Thursday, January 12, 2017

The Importance of Giving and Receiving Encouragement

Mike Hosey, An Elder
Very often, negativity is bred from discouragement.  Discouragement is that state in which there has been a dispiritedness, or a loss of enthusiasm or confidence. Life is full of barriers, setbacks, storms, problems, mistakes, sins, failures, difficult people, crimes, pitfalls and other difficulties that make discouragement inevitable. If you have positive, desirable goals or expectations of any kind, you will be disappointed and subsequently discouraged at some point along your journey in this world. When you’ve had enough discouragement and disappointment, negativity will be knocking at your door.

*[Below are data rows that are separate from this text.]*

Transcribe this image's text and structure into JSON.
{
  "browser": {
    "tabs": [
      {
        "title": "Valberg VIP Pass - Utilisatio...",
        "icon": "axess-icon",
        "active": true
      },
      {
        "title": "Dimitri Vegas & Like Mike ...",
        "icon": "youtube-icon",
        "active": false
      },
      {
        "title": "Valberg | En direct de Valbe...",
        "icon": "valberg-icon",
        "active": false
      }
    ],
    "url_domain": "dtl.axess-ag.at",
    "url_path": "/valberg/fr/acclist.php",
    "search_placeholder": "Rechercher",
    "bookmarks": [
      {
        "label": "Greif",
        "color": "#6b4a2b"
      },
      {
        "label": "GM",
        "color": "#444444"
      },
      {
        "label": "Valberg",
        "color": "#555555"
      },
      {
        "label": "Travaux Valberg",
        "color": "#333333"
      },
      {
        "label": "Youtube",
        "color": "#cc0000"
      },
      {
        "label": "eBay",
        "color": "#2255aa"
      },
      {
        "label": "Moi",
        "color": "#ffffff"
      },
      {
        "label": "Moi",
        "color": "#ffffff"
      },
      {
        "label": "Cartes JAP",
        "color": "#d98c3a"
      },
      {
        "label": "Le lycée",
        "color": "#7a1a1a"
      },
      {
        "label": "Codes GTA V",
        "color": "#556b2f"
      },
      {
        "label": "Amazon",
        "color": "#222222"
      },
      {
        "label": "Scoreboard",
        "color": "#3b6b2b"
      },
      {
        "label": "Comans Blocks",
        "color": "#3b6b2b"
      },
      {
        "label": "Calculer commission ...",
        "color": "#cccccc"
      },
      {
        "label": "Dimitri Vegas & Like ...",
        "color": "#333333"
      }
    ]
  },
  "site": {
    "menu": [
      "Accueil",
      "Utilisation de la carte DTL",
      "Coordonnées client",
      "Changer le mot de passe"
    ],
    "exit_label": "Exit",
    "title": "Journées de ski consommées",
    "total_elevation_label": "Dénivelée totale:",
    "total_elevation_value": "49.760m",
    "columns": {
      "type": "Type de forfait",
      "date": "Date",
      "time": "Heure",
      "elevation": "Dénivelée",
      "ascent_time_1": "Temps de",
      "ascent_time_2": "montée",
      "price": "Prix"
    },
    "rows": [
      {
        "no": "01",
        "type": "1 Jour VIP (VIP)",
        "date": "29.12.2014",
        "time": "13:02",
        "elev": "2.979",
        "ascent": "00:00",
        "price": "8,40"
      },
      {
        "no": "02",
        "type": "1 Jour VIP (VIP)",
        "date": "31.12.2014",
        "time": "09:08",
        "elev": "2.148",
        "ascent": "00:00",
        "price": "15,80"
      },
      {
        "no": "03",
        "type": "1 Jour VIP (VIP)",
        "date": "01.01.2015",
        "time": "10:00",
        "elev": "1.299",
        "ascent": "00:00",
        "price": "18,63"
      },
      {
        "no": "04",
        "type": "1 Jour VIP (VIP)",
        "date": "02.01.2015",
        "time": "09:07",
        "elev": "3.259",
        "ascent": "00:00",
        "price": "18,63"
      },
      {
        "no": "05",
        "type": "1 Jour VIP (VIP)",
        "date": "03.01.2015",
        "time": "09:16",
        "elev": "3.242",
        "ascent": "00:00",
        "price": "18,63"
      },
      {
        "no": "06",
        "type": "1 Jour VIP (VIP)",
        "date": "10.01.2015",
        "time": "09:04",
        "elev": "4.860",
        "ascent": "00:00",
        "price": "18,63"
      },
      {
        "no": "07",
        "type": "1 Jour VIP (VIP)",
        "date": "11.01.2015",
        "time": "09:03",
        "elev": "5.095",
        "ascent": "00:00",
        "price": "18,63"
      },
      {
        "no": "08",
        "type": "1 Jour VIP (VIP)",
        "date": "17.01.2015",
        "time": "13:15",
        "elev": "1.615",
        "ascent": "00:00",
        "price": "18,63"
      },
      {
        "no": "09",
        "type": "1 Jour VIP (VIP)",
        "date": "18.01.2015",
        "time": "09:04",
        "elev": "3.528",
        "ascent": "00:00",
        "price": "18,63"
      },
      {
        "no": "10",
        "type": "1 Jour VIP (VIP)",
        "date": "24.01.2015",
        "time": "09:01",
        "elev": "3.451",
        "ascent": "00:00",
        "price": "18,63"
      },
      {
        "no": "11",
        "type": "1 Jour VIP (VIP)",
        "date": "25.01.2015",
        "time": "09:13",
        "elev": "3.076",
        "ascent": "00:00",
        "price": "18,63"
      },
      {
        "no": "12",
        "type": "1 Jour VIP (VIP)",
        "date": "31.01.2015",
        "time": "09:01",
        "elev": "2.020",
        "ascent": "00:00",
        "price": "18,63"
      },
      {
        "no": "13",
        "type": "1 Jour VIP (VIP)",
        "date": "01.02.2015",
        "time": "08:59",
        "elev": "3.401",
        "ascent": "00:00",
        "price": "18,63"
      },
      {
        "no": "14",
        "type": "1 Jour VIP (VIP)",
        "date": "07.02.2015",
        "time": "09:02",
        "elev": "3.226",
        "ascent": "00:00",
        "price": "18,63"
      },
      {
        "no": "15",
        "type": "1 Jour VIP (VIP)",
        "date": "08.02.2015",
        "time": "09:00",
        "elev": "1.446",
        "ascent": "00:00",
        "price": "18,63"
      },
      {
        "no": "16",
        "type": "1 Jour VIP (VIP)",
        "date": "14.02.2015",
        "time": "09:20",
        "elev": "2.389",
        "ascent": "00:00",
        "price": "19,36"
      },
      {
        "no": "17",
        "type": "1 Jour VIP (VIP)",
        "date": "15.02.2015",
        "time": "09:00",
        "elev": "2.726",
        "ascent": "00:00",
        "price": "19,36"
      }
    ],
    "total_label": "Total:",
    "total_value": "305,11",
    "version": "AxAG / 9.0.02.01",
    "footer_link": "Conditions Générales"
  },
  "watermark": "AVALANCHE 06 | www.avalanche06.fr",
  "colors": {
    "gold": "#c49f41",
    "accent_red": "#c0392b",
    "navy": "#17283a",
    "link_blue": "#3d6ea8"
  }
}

When that happens, you don’t need to open the door.  Instead, you need a shot of the opposite of discouragement. You need encouragement. Encouragement is rooted in giving someone enthusiasm, confidence, or hope.  It is helping a person to move forward in the midst of, or in spite of, all of those barriers, pitfalls, and disappointments.  But there’s something even more important in these two words than concepts like enthusiasm or confidence.  Notice that the root of both terms is the word “courage.” When you are discouraged, your courage has been removed. When you are encouraged, your courage has been restored.  Courage is having strength in the face of pain, grief, difficulty or fear.  And this may be why the bible puts so much emphasis on encouragement.  One of those places of emphasis is Hebrews 3:13, where the bible tells us to exhort or encourage one another daily so that we are not hardened by the deceitfulness of sin, and thus rendered ineffective in our Christian endurance. The command is that we should encourage one another.  Not that we are to simply receive encouragement from others, but that we are also to engage in the process of encouraging others. Doing this creates a double shot of the encouragement medicine for God's people!  It’s obvious that receiving encouragement from others helps us to realize our potential for victory as we walk out our faith.  But encouraging others will have the same effect on our own lives.  When we take the time to intentionally see the Godly positives in another person’s life, and to point out those positives, it is very difficult for us to maintain a negative outlook in our own life. You cannot effectively maintain discouragement in your own mind while at the same time pointing out hopeful things for your brother or sister in Christ that will also be true for you.


So how do you encourage your brothers or sisters? You point out to them how God has used them and is using them. You remind them of their victories, and of God’s plan for their life. You intentionally look for the things in their life that are uplifting and tell them about it.  And finally, you do uplifting things for them. So be of good courage (Psalm 27:14 KJV) and don’t open the door to negativity.